Planet 13 has entered into a membership interest purchase agreement dated August 28, 2023, to acquire all of the ownership interests of VidaCann from the sellers who currently own all of the membership interests in VidaCann.
VidaCann is engaged in the business of cultivating, processing, storing, transporting, and dispensing cannabis, as well as leasing and operating cannabis cultivation, processing, fulfillment, storage, and dispensing facilities in the State of Florida.
"Acquiring VidaCann would significantly accelerate our time to market and, more importantly, scale in Florida. VidaCann is one of the 10 largest Florida cannabis operators by retail network size, and we believe it has developed a reputation for high product quality and customer service," said Larry Scheffler, Co-CEO of Planet 13. "We are excited to bring Planet 13's retail and product brands to Florida consumers after the closing of the proposed transaction, especially with the possibility of upcoming adult-use legislation."
"Part of the appeal of this deal is the amazing management team of VidaCann that has built it into the 9th largest Florida cannabis company with limited debt or outside capital. We believe their ability to run lean, efficient operations is a cultural and strategic fit with Planet 13's company-wide philosophy and operations in other states," commented Bob Groesbeck, Co-CEO of Planet 13. "We laid out a set of goals at the beginning of the year, including using cost-effective M&A to accelerate time to market in Florida. We believe we are executing our goals and setting Planet 13 up to be a stronger company in 2024."

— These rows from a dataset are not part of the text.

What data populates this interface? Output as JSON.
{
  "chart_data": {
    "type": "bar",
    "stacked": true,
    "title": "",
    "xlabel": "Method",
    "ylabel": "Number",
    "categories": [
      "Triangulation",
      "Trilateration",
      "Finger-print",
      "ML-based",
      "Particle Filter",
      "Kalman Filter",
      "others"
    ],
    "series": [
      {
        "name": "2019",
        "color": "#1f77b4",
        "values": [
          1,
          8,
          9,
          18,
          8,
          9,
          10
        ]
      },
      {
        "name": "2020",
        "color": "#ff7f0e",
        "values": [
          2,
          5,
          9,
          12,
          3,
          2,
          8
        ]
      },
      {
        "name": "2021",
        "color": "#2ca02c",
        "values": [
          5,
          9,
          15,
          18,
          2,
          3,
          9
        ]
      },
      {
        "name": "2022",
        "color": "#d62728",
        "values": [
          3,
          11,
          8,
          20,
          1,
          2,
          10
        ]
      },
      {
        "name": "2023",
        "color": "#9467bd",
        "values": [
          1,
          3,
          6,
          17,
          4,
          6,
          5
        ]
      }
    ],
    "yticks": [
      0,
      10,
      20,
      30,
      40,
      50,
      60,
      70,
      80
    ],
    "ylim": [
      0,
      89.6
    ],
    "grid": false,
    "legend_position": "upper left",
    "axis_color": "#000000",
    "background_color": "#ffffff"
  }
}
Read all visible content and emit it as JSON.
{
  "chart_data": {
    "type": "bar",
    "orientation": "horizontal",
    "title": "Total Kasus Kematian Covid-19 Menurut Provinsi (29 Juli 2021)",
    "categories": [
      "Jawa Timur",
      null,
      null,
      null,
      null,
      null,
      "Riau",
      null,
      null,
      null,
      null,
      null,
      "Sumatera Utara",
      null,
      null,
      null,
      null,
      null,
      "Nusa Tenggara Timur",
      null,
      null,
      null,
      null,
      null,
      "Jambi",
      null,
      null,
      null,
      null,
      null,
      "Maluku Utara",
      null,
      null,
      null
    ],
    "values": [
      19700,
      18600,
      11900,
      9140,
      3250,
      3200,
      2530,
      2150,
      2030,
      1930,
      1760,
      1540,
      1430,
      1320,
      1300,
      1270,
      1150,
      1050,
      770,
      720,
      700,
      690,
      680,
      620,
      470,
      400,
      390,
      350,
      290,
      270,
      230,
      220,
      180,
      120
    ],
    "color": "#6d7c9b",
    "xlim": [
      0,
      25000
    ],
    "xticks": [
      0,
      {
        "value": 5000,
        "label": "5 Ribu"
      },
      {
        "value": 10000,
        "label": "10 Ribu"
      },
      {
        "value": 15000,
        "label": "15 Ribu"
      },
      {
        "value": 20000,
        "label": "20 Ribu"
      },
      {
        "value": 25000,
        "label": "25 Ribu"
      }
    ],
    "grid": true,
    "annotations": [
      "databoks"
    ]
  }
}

Pursuant to the Purchase Agreement, the company will acquire VidaCann from the sellers for agreed consideration equal to the sum of: (i) 78,461,538 common shares in the capital of the company (the "Base Share Consideration"); (ii) a cash payment of US$4,000,000 (the "Closing Cash Payment"); and (iii) promissory notes to be issued by the company to the Sellers in the aggregate principal amount of US$5,000,000, with each of the above components subject to adjustments as set out in the Purchase Agreement. Based on the closing price of the company's common shares of (CAD$0.69) US$0.5071 as of August 25, 2023, on the Canadian Securities Exchange (the "CSE") (based on the Bank of Canada CAD to USD exchange rate on August 25, 2023, of CAD$1.00=US$1.3606), the total consideration is valued at approximately US$48.9 million. The Purchase Agreement contemplates that VidaCann will continue to have US$3,000,000 of bank indebtedness and US$1,500,000 or less of related party notes to former VidaCann owners at the time of closing.